We will publish a follow-up article going into details about how Terragrunt Stacks and Terramate Bundles differ.

Going beyond Terraform and OpenTofu

Terramate is not limited to Terraform or OpenTofu. Terragrunt, being a wrapper for either, can only work in such environments.

Terramate can orchestrate any commands, including but not limited to terraform , tofu , helm , kubectl , kustomize .

Terramate can generate files of any type: HCL , JSON , YAML , etc. Allowing to also template CloudFormation templates, values YAML files and others.

Ease of use (also for non-experts)

Terragrunt helped paper over Terraform's early shortcomings, but many of those fixes are now built into Terraform and OpenTofu natively. Terramate addresses what remains: the problems that still slow teams down every day, across both the Terramate CLI and Terramate Cloud.
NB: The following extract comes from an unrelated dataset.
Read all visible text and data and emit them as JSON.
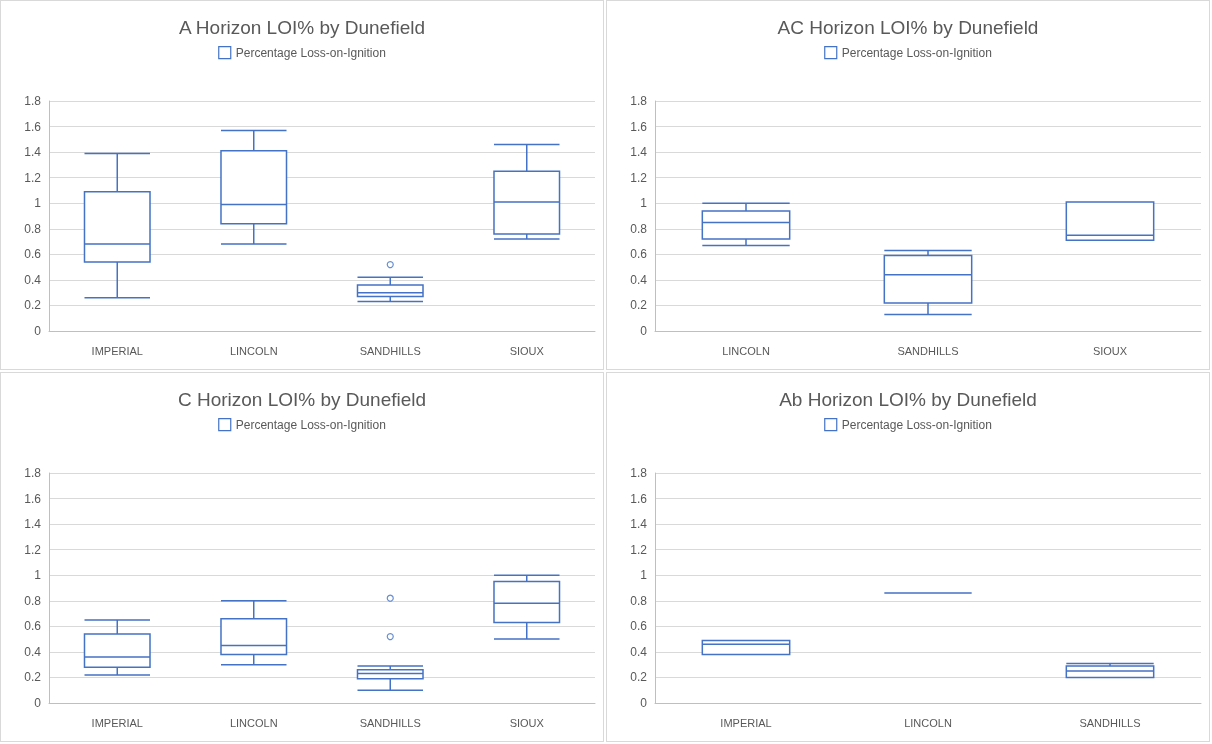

• Terraform state and backend configuration — State management is no longer a blocker. Both Terraform and OpenTofu support state migrations in code. Terramate lets you template backend configuration at scale and uses a Stack ID (not the stack's path) as the state storage key, so renaming or restructuring directories never breaks state. Large state files can be split into stacks to reduce blast radius and speed up deployments with Change Detection.
• Provider configuration — Dynamic provider configuration is already supported via templates. Terramate Bundles and Components will extend this further in upcoming releases. Rolling out provider updates scoped to a single environment or subsystem is fully solved today.
• Keeping code DRY — Code generation and Terramate Components eliminate duplication without sacrificing clarity.
• Environment promotion — With Terramate Bundles, promoting across environments is a single configuration file change.
• Separation of configuration and code — Terramate is built by platform engineers for platform engineers. Experts define and templatize the infrastructure; non-experts consume it safely. One tool, two audiences.
• AI readiness — Build reusable building blocks now and let AI configure them, rather than generate unbounded infrastructure code. Maintainability and speed are not a trade-off.

Developer self-service & layer for agentic infrastructure

Terragrunt was the go-to solution for years and remains a great tool. But the landscape has shifted. Terramate addresses the gaps that Terragrunt leaves open. Most importantly, self-service capabilities to enable non-expert developers and a built-in observability layer that tracks infrastructure changes at scale, keeping you audit-ready and giving you the data to move KPIs in the right direction.

We're also building for what's next: AI-generated infrastructure code is already producing massive volumes of HCL. Our answer is to let experts leverage AI to generate reusable patterns once, package those as Bundles, and then let every engineer use AI to configure them — preventing slop at the source and turning AI-generated Terraform from a maintenance problem into a force multiplier.